Yes, it's possible to find positive reviews of Shen Yun. Two years ago, the San Francisco Chronicle published an advance story about the show, written by Mary Ellen Hunt, that is quoted often in Shen Yun's promotional material:


"The show - which each year features new entries in a smorgasbord of vignettes - takes viewers on a visually dazzling tour of 5,000 years of Chinese history and culture via bravura displays of acrobatics and grand tales told through flourishes of Chinese classical dance. With hundreds of dancers in two dozen carefully designed, richly costumed pieces - everything from colorful handkerchief dances, Imperial-style dances in high platform shoes, drum dances, folk dances and wushu displays - it's a heady blend of the ancient and modern, of traditional Chinese instruments and their Western counterparts, and contemporary experiences expressed using the formality of Chinese classical dance." .....

Most of the troupe's positive press appears, though, in The Epoch Times, a publication run in New York by supporters of Falun Gong.
A system of spiritual meditation and physical exercise, Falun Gong was founded in 1999 by Li Hongzhi.


It has been criticized in the West for Li's opposition to homosexuality - in one speech he equates it with organized crime - and his bizarre notions about race and extraterrestrial aliens.

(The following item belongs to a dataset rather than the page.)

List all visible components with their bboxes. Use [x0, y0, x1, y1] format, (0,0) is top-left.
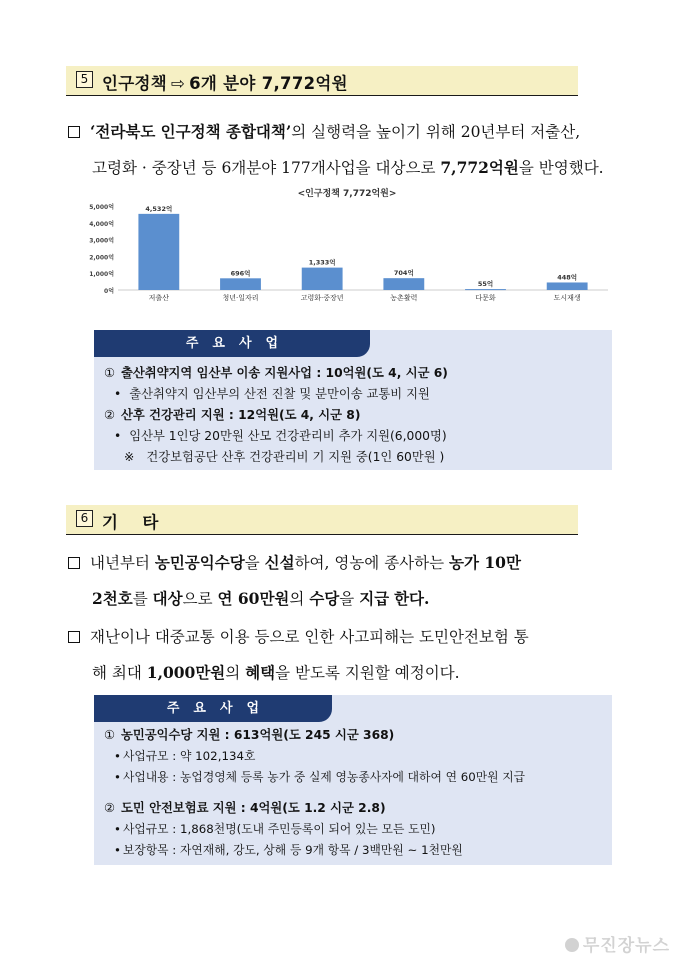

("Sexual freedom, which has mixed the human races and muddled human ethics, is absolutely forbidden by gods," Li says on the Falun Dafa Association website (FalunDafa.org). And about aliens: "They kidnap people to their planets, lock them in cages, and put them on display as animals. Many of Earth's people who have gone missing were taken by them.")


There is little question that Falun Gong leaders regard the purpose of Shen Yun as proselytizing.


In a 2009 speech transcribed on FalunDafa .org, Li praised the hard work by his followers to sell tickets to Shen Yun.


"But the good thing is, you're all clear that it is done to save people, and that selling a ticket equates to saving a person," he said. "So you're all able to balance these things just fine. And you won't be asked to do this forever.


"When Shen Yun Performing Arts' influence truly spreads widely throughout the world, all you will have to do is run an ad saying that Shen Yun is coming and people will flock to see them."